A Nazi wartime massacre in Czechoslovakia has been remembered at a special service in Stoke Minster.

People in Stoke-on-Trent raised funds to help reconstruct the village of Lidice near Prague after it was destroyed on 10 June 1942.

Nearly 180 men were executed there and many women and children from Lidice were murdered in concentration camps.

The Rev David Lingwood said: "It's to remember the tragedy but also the hope and determination of the people here."

The attack on the village was in retaliation for the assassination of Reinhard Heydrich, the highest ranking Nazi official in the Protectorate of Bohemia and Moravia.

'Desire for justice'

Sir Barnett Stross, a local councillor, began a campaign in the 1940s and enlisted the help of coal workers to help rebuild the village.

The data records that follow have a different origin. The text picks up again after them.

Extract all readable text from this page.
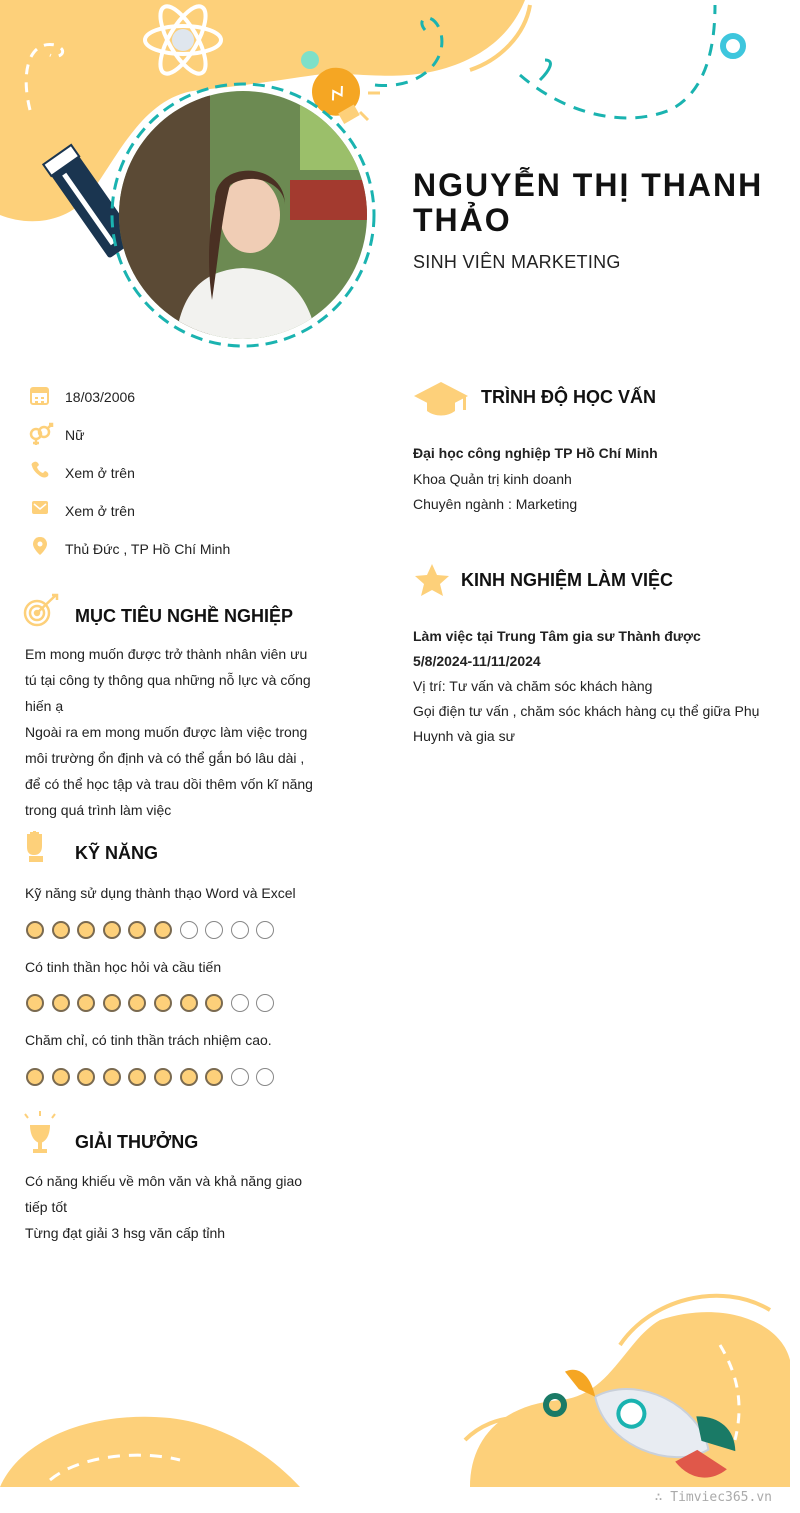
NGUYỄN THỊ THANH THẢO
SINH VIÊN MARKETING
18/03/2006
Nữ
Xem ở trên
Xem ở trên
Thủ Đức , TP Hồ Chí Minh
MỤC TIÊU NGHỀ NGHIỆP
Em mong muốn được trở thành nhân viên ưu
tú tại công ty thông qua những nỗ lực và cống
hiến ạ
Ngoài ra em mong muốn được làm việc trong
môi trường ổn định và có thể gắn bó lâu dài ,
để có thể học tập và trau dồi thêm vốn kĩ năng
trong quá trình làm việc
KỸ NĂNG
Kỹ năng sử dụng thành thạo Word và Excel
Có tinh thần học hỏi và cầu tiến
Chăm chỉ, có tinh thần trách nhiệm cao.
GIẢI THƯỞNG
Có năng khiếu về môn văn và khả năng giao
tiếp tốt
Từng đạt giải 3 hsg văn cấp tỉnh
TRÌNH ĐỘ HỌC VẤN
Đại học công nghiệp TP Hồ Chí Minh
Khoa Quản trị kinh doanh
Chuyên ngành : Marketing
KINH NGHIỆM LÀM VIỆC
Làm việc tại Trung Tâm gia sư Thành được
5/8/2024-11/11/2024
Vị trí: Tư vấn và chăm sóc khách hàng
Gọi điện tư vấn , chăm sóc khách hàng cụ thể giữa Phụ
Huynh và gia sư
∴ Timviec365.vn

Last month children from Bustehrad School in the village - now in the Czech Republic - visited Stoke to learn more about Sir Barnett.

Mr Lingwood said: "He must have been quite an inspiring person as there was a great response, it must have been quite sacrificial to give up your wages back then.

"It just shows the compassion from the people in Stoke and their desire for justice - they were not going to allow this far-away village to be wiped off the face of the earth."

Mr Lingwood said the mayor of Stoke-on-Trent, Terry Crowe, would be attending a service in Lidice, while deputy mayor, Sheila Pitt, will attend the service in Stoke-on-Trent.